A few months later JW reported that Mexican drug cartels are smuggling Middle Eastern terrorists into a small Texas rural town near El Paso and that they’re using remote farm roads-rather than interstates-to elude the Border Patrol and other law enforcement barriers. The foreigners are classified by the U.S. government as Special Interest Aliens (SIA) and they are transported to stash areas in Acala, a rural crossroads located around 54 miles from El Paso on a state road – Highway 20. Once in the U.S., the SIAs wait for pick-up in the area’s sand hills just across Highway 20. At the time JW’s government sources revealed that terrorists have long entered the U.S. through Mexico and in fact, an internal Texas Department of Public Safety report leaked by the media documents that several members of known Islamist terrorist organizations have been apprehended crossing the southern border in recent years.

Earlier this year, as part of an ongoing investigation into national security risks in the porous southern border, JW obtained evidence that proves the U.S. government has known for more than a decade about the partnership between terrorists and Mexican drug cartels. State Department documents made public by JW in January say that for at least ten years “Arab extremists” have entered the country through Mexico with the assistance of smuggling network “cells.” Among them was a top Al Qaeda operative wanted by the FBI. Some Mexican smuggling networks actually specialize in providing logistical support for Arab individuals attempting to enter the United States, the government documents say.

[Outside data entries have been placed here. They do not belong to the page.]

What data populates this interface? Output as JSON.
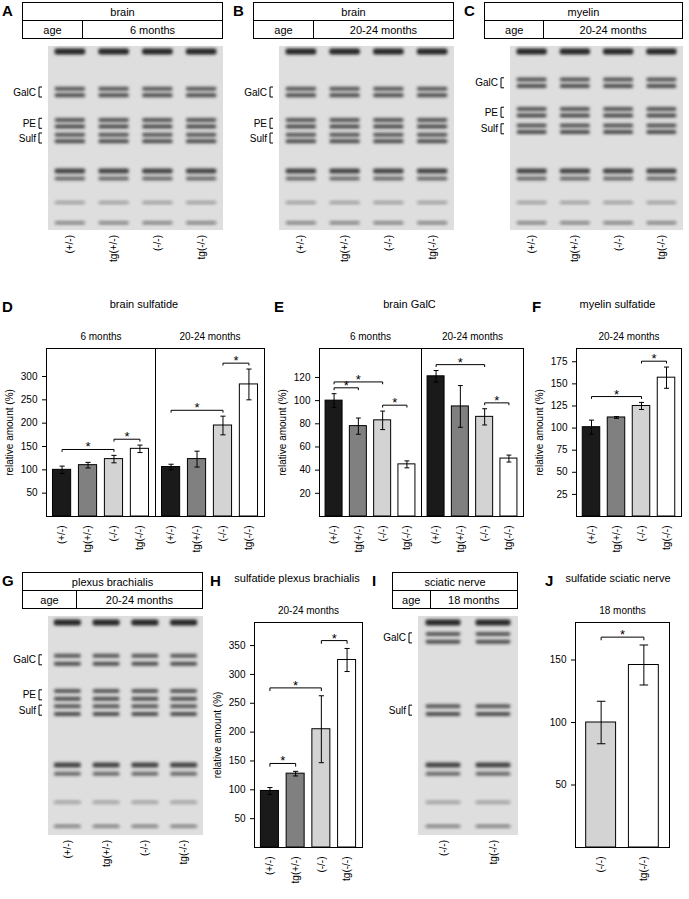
{
  "chart_data": [
    {
      "panel": "D",
      "type": "bar",
      "title": "brain sulfatide",
      "y_label": "relative amount (%)",
      "categories": [
        "(+/-)",
        "tg(+/-)",
        "(-/-)",
        "tg(-/-)"
      ],
      "colors": [
        "#1a1a1a",
        "#808080",
        "#d3d3d3",
        "#ffffff"
      ],
      "series": [
        {
          "name": "6 months",
          "values": [
            100,
            110,
            123,
            145
          ],
          "errors": [
            8,
            6,
            8,
            8
          ],
          "significance": [
            {
              "from": "(+/-)",
              "to": "(-/-)",
              "label": "*"
            },
            {
              "from": "(-/-)",
              "to": "tg(-/-)",
              "label": "*"
            }
          ]
        },
        {
          "name": "20-24 months",
          "values": [
            106,
            123,
            195,
            283
          ],
          "errors": [
            6,
            17,
            20,
            33
          ],
          "significance": [
            {
              "from": "(+/-)",
              "to": "(-/-)",
              "label": "*"
            },
            {
              "from": "(-/-)",
              "to": "tg(-/-)",
              "label": "*"
            }
          ]
        }
      ],
      "ylim": [
        0,
        360
      ],
      "yticks": [
        50,
        100,
        150,
        200,
        250,
        300
      ]
    },
    {
      "panel": "E",
      "type": "bar",
      "title": "brain GalC",
      "y_label": "relative amount (%)",
      "categories": [
        "(+/-)",
        "tg(+/-)",
        "(-/-)",
        "tg(-/-)"
      ],
      "colors": [
        "#1a1a1a",
        "#808080",
        "#d3d3d3",
        "#ffffff"
      ],
      "series": [
        {
          "name": "6 months",
          "values": [
            100,
            78,
            83,
            45
          ],
          "errors": [
            6,
            7,
            8,
            3
          ],
          "significance": [
            {
              "from": "(+/-)",
              "to": "tg(+/-)",
              "label": "*"
            },
            {
              "from": "(+/-)",
              "to": "(-/-)",
              "label": "*"
            },
            {
              "from": "(-/-)",
              "to": "tg(-/-)",
              "label": "*"
            }
          ]
        },
        {
          "name": "20-24 months",
          "values": [
            121,
            95,
            86,
            50
          ],
          "errors": [
            5,
            18,
            7,
            3
          ],
          "significance": [
            {
              "from": "(+/-)",
              "to": "(-/-)",
              "label": "*"
            },
            {
              "from": "(-/-)",
              "to": "tg(-/-)",
              "label": "*"
            }
          ]
        }
      ],
      "ylim": [
        0,
        145
      ],
      "yticks": [
        20,
        40,
        60,
        80,
        100,
        120
      ]
    },
    {
      "panel": "F",
      "type": "bar",
      "title": "myelin sulfatide",
      "y_label": "relative amount (%)",
      "categories": [
        "(+/-)",
        "tg(+/-)",
        "(-/-)",
        "tg(-/-)"
      ],
      "colors": [
        "#1a1a1a",
        "#808080",
        "#d3d3d3",
        "#ffffff"
      ],
      "series": [
        {
          "name": "20-24 months",
          "values": [
            101,
            112,
            125,
            157
          ],
          "errors": [
            8,
            1,
            4,
            12
          ],
          "significance": [
            {
              "from": "(+/-)",
              "to": "(-/-)",
              "label": "*"
            },
            {
              "from": "(-/-)",
              "to": "tg(-/-)",
              "label": "*"
            }
          ]
        }
      ],
      "ylim": [
        0,
        190
      ],
      "yticks": [
        25,
        50,
        75,
        100,
        125,
        150,
        175
      ]
    },
    {
      "panel": "H",
      "type": "bar",
      "title": "sulfatide plexus brachialis",
      "y_label": "relative amount (%)",
      "categories": [
        "(+/-)",
        "tg(+/-)",
        "(-/-)",
        "tg(-/-)"
      ],
      "colors": [
        "#1a1a1a",
        "#808080",
        "#d3d3d3",
        "#ffffff"
      ],
      "series": [
        {
          "name": "20-24 months",
          "values": [
            98,
            128,
            205,
            325
          ],
          "errors": [
            6,
            4,
            58,
            20
          ],
          "significance": [
            {
              "from": "(+/-)",
              "to": "tg(+/-)",
              "label": "*"
            },
            {
              "from": "(+/-)",
              "to": "(-/-)",
              "label": "*"
            },
            {
              "from": "(-/-)",
              "to": "tg(-/-)",
              "label": "*"
            }
          ]
        }
      ],
      "ylim": [
        0,
        390
      ],
      "yticks": [
        50,
        100,
        150,
        200,
        250,
        300,
        350
      ]
    },
    {
      "panel": "J",
      "type": "bar",
      "title": "sulfatide sciatic nerve",
      "categories": [
        "(-/-)",
        "tg(-/-)"
      ],
      "colors": [
        "#d3d3d3",
        "#ffffff"
      ],
      "series": [
        {
          "name": "18 months",
          "values": [
            100,
            146
          ],
          "errors": [
            17,
            16
          ],
          "significance": [
            {
              "from": "(-/-)",
              "to": "tg(-/-)",
              "label": "*"
            }
          ]
        }
      ],
      "ylim": [
        0,
        180
      ],
      "yticks": [
        50,
        100,
        150
      ]
    }
  ],
  "blots": [
    {
      "panel": "A",
      "tissue": "brain",
      "age_label": "age",
      "age": "6 months",
      "bands": [
        "GalC",
        "PE",
        "Sulf"
      ],
      "lanes": [
        "(+/-)",
        "tg(+/-)",
        "(-/-)",
        "tg(-/-)"
      ]
    },
    {
      "panel": "B",
      "tissue": "brain",
      "age_label": "age",
      "age": "20-24 months",
      "bands": [
        "GalC",
        "PE",
        "Sulf"
      ],
      "lanes": [
        "(+/-)",
        "tg(+/-)",
        "(-/-)",
        "tg(-/-)"
      ]
    },
    {
      "panel": "C",
      "tissue": "myelin",
      "age_label": "age",
      "age": "20-24 months",
      "bands": [
        "GalC",
        "PE",
        "Sulf"
      ],
      "lanes": [
        "(+/-)",
        "tg(+/-)",
        "(-/-)",
        "tg(-/-)"
      ]
    },
    {
      "panel": "G",
      "tissue": "plexus brachialis",
      "age_label": "age",
      "age": "20-24 months",
      "bands": [
        "GalC",
        "PE",
        "Sulf"
      ],
      "lanes": [
        "(+/-)",
        "tg(+/-)",
        "(-/-)",
        "tg(-/-)"
      ]
    },
    {
      "panel": "I",
      "tissue": "sciatic nerve",
      "age_label": "age",
      "age": "18 months",
      "bands": [
        "GalC",
        "Sulf"
      ],
      "lanes": [
        "(-/-)",
        "tg(-/-)"
      ]
    }
  ]
}
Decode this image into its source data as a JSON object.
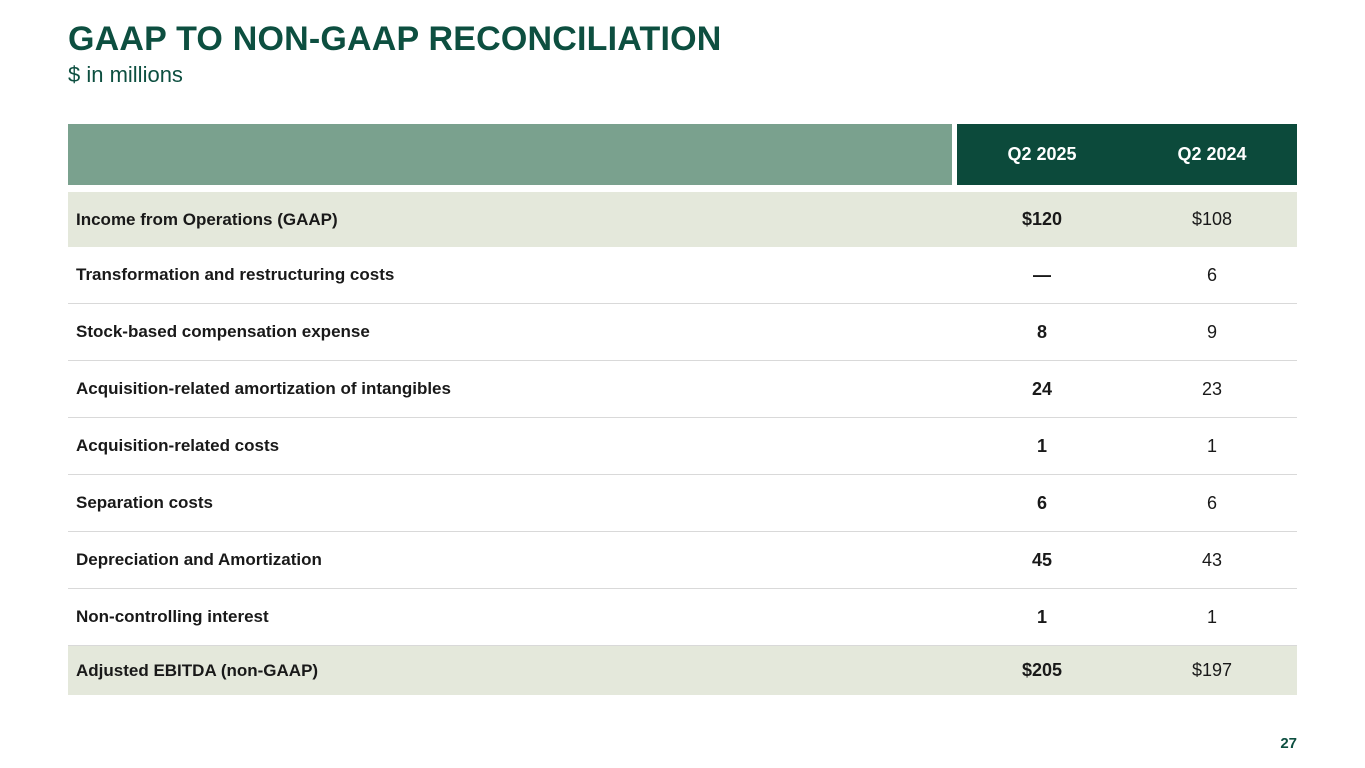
{
  "slide": {
    "title": "GAAP TO NON-GAAP RECONCILIATION",
    "subtitle": "$ in millions",
    "page_number": "27"
  },
  "table": {
    "columns": [
      "Q2 2025",
      "Q2 2024"
    ],
    "rows": [
      {
        "label": "Income from Operations (GAAP)",
        "values": [
          "$120",
          "$108"
        ],
        "highlight": true
      },
      {
        "label": "Transformation and restructuring costs",
        "values": [
          "—",
          "6"
        ],
        "highlight": false
      },
      {
        "label": "Stock-based compensation expense",
        "values": [
          "8",
          "9"
        ],
        "highlight": false
      },
      {
        "label": "Acquisition-related amortization of intangibles",
        "values": [
          "24",
          "23"
        ],
        "highlight": false
      },
      {
        "label": "Acquisition-related costs",
        "values": [
          "1",
          "1"
        ],
        "highlight": false
      },
      {
        "label": "Separation costs",
        "values": [
          "6",
          "6"
        ],
        "highlight": false
      },
      {
        "label": "Depreciation and Amortization",
        "values": [
          "45",
          "43"
        ],
        "highlight": false
      },
      {
        "label": "Non-controlling interest",
        "values": [
          "1",
          "1"
        ],
        "highlight": false
      },
      {
        "label": "Adjusted EBITDA (non-GAAP)",
        "values": [
          "$205",
          "$197"
        ],
        "highlight": true
      }
    ]
  },
  "chart_data": {
    "type": "table",
    "title": "GAAP TO NON-GAAP RECONCILIATION ($ in millions)",
    "columns": [
      "",
      "Q2 2025",
      "Q2 2024"
    ],
    "rows": [
      [
        "Income from Operations (GAAP)",
        "$120",
        "$108"
      ],
      [
        "Transformation and restructuring costs",
        "—",
        "6"
      ],
      [
        "Stock-based compensation expense",
        "8",
        "9"
      ],
      [
        "Acquisition-related amortization of intangibles",
        "24",
        "23"
      ],
      [
        "Acquisition-related costs",
        "1",
        "1"
      ],
      [
        "Separation costs",
        "6",
        "6"
      ],
      [
        "Depreciation and Amortization",
        "45",
        "43"
      ],
      [
        "Non-controlling interest",
        "1",
        "1"
      ],
      [
        "Adjusted EBITDA (non-GAAP)",
        "$205",
        "$197"
      ]
    ]
  },
  "colors": {
    "title_green": "#0d4f40",
    "header_dark_green": "#0c4a3b",
    "header_sage": "#7aa18e",
    "row_highlight": "#e4e8db",
    "divider": "#d9d9d9",
    "text_dark": "#191919"
  }
}
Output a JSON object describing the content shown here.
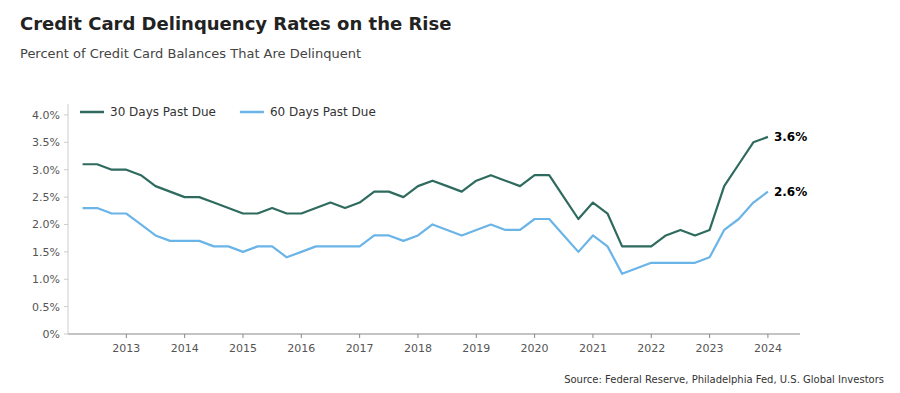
{
  "chart_data": {
    "type": "line",
    "title": "Credit Card Delinquency Rates on the Rise",
    "subtitle": "Percent of Credit Card Balances That Are Delinquent",
    "source": "Source: Federal Reserve, Philadelphia Fed, U.S. Global Investors",
    "x": [
      2012.25,
      2012.5,
      2012.75,
      2013.0,
      2013.25,
      2013.5,
      2013.75,
      2014.0,
      2014.25,
      2014.5,
      2014.75,
      2015.0,
      2015.25,
      2015.5,
      2015.75,
      2016.0,
      2016.25,
      2016.5,
      2016.75,
      2017.0,
      2017.25,
      2017.5,
      2017.75,
      2018.0,
      2018.25,
      2018.5,
      2018.75,
      2019.0,
      2019.25,
      2019.5,
      2019.75,
      2020.0,
      2020.25,
      2020.5,
      2020.75,
      2021.0,
      2021.25,
      2021.5,
      2021.75,
      2022.0,
      2022.25,
      2022.5,
      2022.75,
      2023.0,
      2023.25,
      2023.5,
      2023.75,
      2024.0
    ],
    "series": [
      {
        "name": "30 Days Past Due",
        "color": "#2e6b5e",
        "values": [
          0.031,
          0.031,
          0.03,
          0.03,
          0.029,
          0.027,
          0.026,
          0.025,
          0.025,
          0.024,
          0.023,
          0.022,
          0.022,
          0.023,
          0.022,
          0.022,
          0.023,
          0.024,
          0.023,
          0.024,
          0.026,
          0.026,
          0.025,
          0.027,
          0.028,
          0.027,
          0.026,
          0.028,
          0.029,
          0.028,
          0.027,
          0.029,
          0.029,
          0.025,
          0.021,
          0.024,
          0.022,
          0.016,
          0.016,
          0.016,
          0.018,
          0.019,
          0.018,
          0.019,
          0.027,
          0.031,
          0.035,
          0.036
        ]
      },
      {
        "name": "60 Days Past Due",
        "color": "#6ab4e8",
        "values": [
          0.023,
          0.023,
          0.022,
          0.022,
          0.02,
          0.018,
          0.017,
          0.017,
          0.017,
          0.016,
          0.016,
          0.015,
          0.016,
          0.016,
          0.014,
          0.015,
          0.016,
          0.016,
          0.016,
          0.016,
          0.018,
          0.018,
          0.017,
          0.018,
          0.02,
          0.019,
          0.018,
          0.019,
          0.02,
          0.019,
          0.019,
          0.021,
          0.021,
          0.018,
          0.015,
          0.018,
          0.016,
          0.011,
          0.012,
          0.013,
          0.013,
          0.013,
          0.013,
          0.014,
          0.019,
          0.021,
          0.024,
          0.026
        ]
      }
    ],
    "annotations": [
      {
        "text": "3.6%",
        "x": 2024.0,
        "y": 0.036
      },
      {
        "text": "2.6%",
        "x": 2024.0,
        "y": 0.026
      }
    ],
    "xlim": [
      2012.0,
      2024.55
    ],
    "xticks": [
      2013,
      2014,
      2015,
      2016,
      2017,
      2018,
      2019,
      2020,
      2021,
      2022,
      2023,
      2024
    ],
    "ylim": [
      0.0,
      0.042
    ],
    "yticks": [
      {
        "value": 0.0,
        "label": "0%"
      },
      {
        "value": 0.005,
        "label": "0.5%"
      },
      {
        "value": 0.01,
        "label": "1.0%"
      },
      {
        "value": 0.015,
        "label": "1.5%"
      },
      {
        "value": 0.02,
        "label": "2.0%"
      },
      {
        "value": 0.025,
        "label": "2.5%"
      },
      {
        "value": 0.03,
        "label": "3.0%"
      },
      {
        "value": 0.035,
        "label": "3.5%"
      },
      {
        "value": 0.04,
        "label": "4.0%"
      }
    ],
    "grid": false,
    "legend": "upper left"
  }
}
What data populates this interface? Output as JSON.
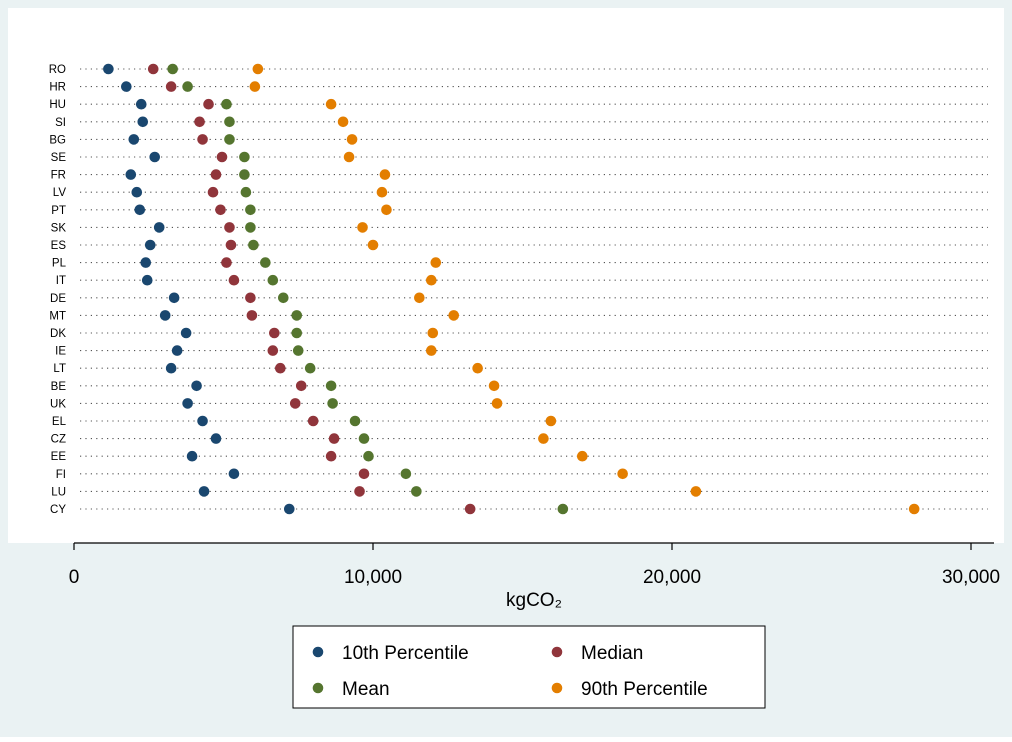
{
  "chart_data": {
    "type": "scatter",
    "orientation": "horizontal-dot-plot",
    "title": "",
    "xlabel": "kgCO₂",
    "ylabel": "",
    "xlim": [
      0,
      31000
    ],
    "xticks": [
      0,
      10000,
      20000,
      30000
    ],
    "xtick_labels": [
      "0",
      "10,000",
      "20,000",
      "30,000"
    ],
    "grid": "dotted horizontal line per category",
    "legend_placement": "bottom",
    "categories": [
      "RO",
      "HR",
      "HU",
      "SI",
      "BG",
      "SE",
      "FR",
      "LV",
      "PT",
      "SK",
      "ES",
      "PL",
      "IT",
      "DE",
      "MT",
      "DK",
      "IE",
      "LT",
      "BE",
      "UK",
      "EL",
      "CZ",
      "EE",
      "FI",
      "LU",
      "CY"
    ],
    "series": [
      {
        "name": "10th Percentile",
        "color": "#1a476f",
        "values": [
          1150,
          1750,
          2250,
          2300,
          2000,
          2700,
          1900,
          2100,
          2200,
          2850,
          2550,
          2400,
          2450,
          3350,
          3050,
          3750,
          3450,
          3250,
          4100,
          3800,
          4300,
          4750,
          3950,
          5350,
          4350,
          7200
        ]
      },
      {
        "name": "Median",
        "color": "#90353b",
        "values": [
          2650,
          3250,
          4500,
          4200,
          4300,
          4950,
          4750,
          4650,
          4900,
          5200,
          5250,
          5100,
          5350,
          5900,
          5950,
          6700,
          6650,
          6900,
          7600,
          7400,
          8000,
          8700,
          8600,
          9700,
          9550,
          13250
        ]
      },
      {
        "name": "Mean",
        "color": "#55752f",
        "values": [
          3300,
          3800,
          5100,
          5200,
          5200,
          5700,
          5700,
          5750,
          5900,
          5900,
          6000,
          6400,
          6650,
          7000,
          7450,
          7450,
          7500,
          7900,
          8600,
          8650,
          9400,
          9700,
          9850,
          11100,
          11450,
          16350
        ]
      },
      {
        "name": "90th Percentile",
        "color": "#e37e00",
        "values": [
          6150,
          6050,
          8600,
          9000,
          9300,
          9200,
          10400,
          10300,
          10450,
          9650,
          10000,
          12100,
          11950,
          11550,
          12700,
          12000,
          11950,
          13500,
          14050,
          14150,
          15950,
          15700,
          17000,
          18350,
          20800,
          28100
        ]
      }
    ]
  }
}
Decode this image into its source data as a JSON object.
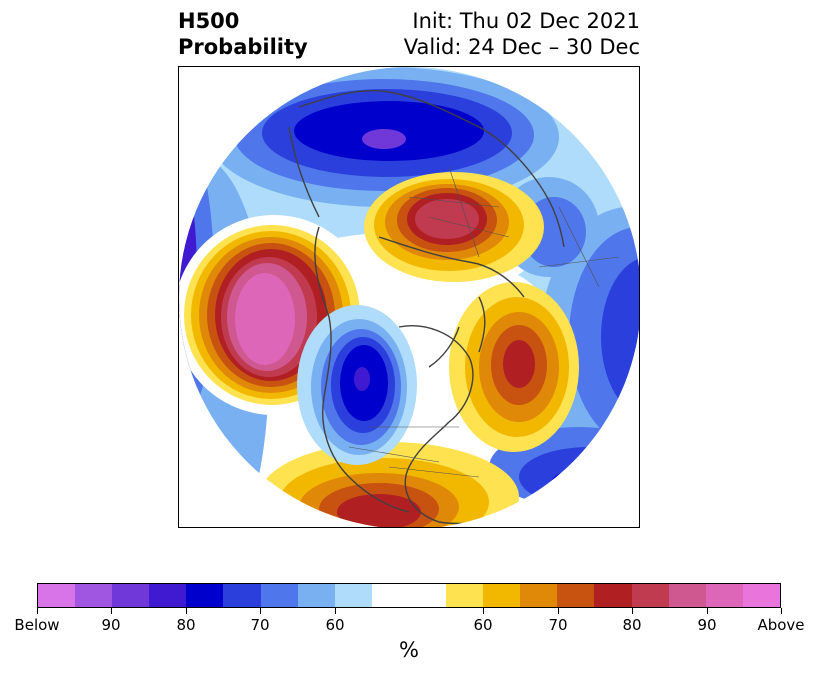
{
  "title": {
    "left_line1": "H500",
    "left_line2": "Probability",
    "right_line1": "Init: Thu 02 Dec 2021",
    "right_line2": "Valid: 24 Dec – 30 Dec"
  },
  "colorbar": {
    "unit": "%",
    "colors": [
      "#d874e8",
      "#a056e0",
      "#7038d8",
      "#3f1ad0",
      "#0000cc",
      "#2a3fdc",
      "#4f76ea",
      "#78b0f2",
      "#aedcfa",
      "#ffffff",
      "#ffffff",
      "#ffe24f",
      "#f2b800",
      "#e08808",
      "#c85210",
      "#b02022",
      "#c03a50",
      "#d05890",
      "#dd66b8",
      "#e874dc"
    ],
    "tick_labels": [
      "Below",
      "90",
      "80",
      "70",
      "60",
      "60",
      "70",
      "80",
      "90",
      "Above"
    ],
    "tick_colors_index": [
      0,
      2,
      4,
      6,
      8,
      12,
      14,
      16,
      18,
      20
    ]
  },
  "map": {
    "projection": "north polar stereographic",
    "below_color": "blue",
    "above_color": "red"
  }
}
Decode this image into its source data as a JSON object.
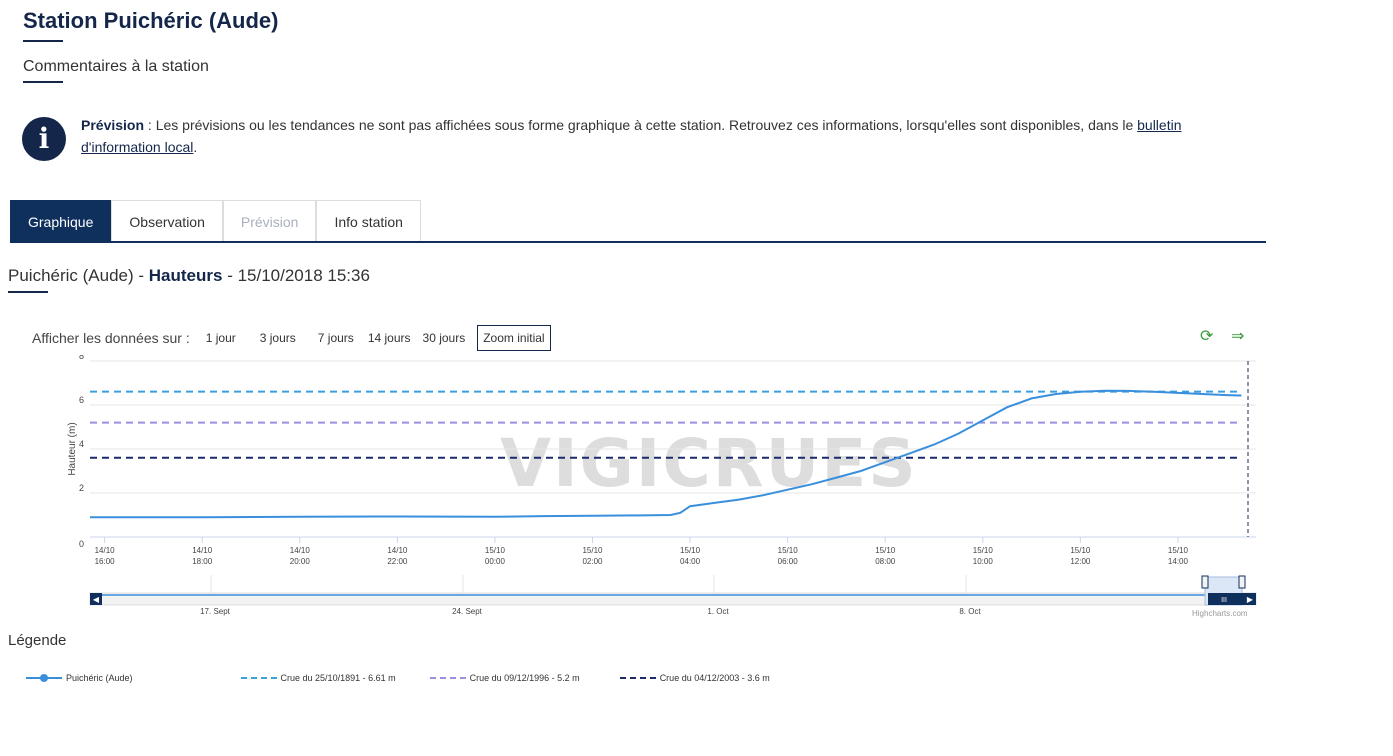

The top Al Qaeda leader in Mexico was identified in the September 2004 cable from the American consulate in Ciudad Juárez as Adnan G. El Shurkrjumah. The cable was released to Judicial Watch under the Freedom of Information Act (FOIA).

We see debate in the presidential campaign about building a wall with Mexico but our reporting suggests the debate ought to focus on more immediate security measures such as the deployment of our military to secure the border. We’ll keep on the alert for you. In the meantime, please share the word and perhaps ask your elected officials why they’re AWOL on border security in the face of this potentially catastrophic threat from Islamic terrorists.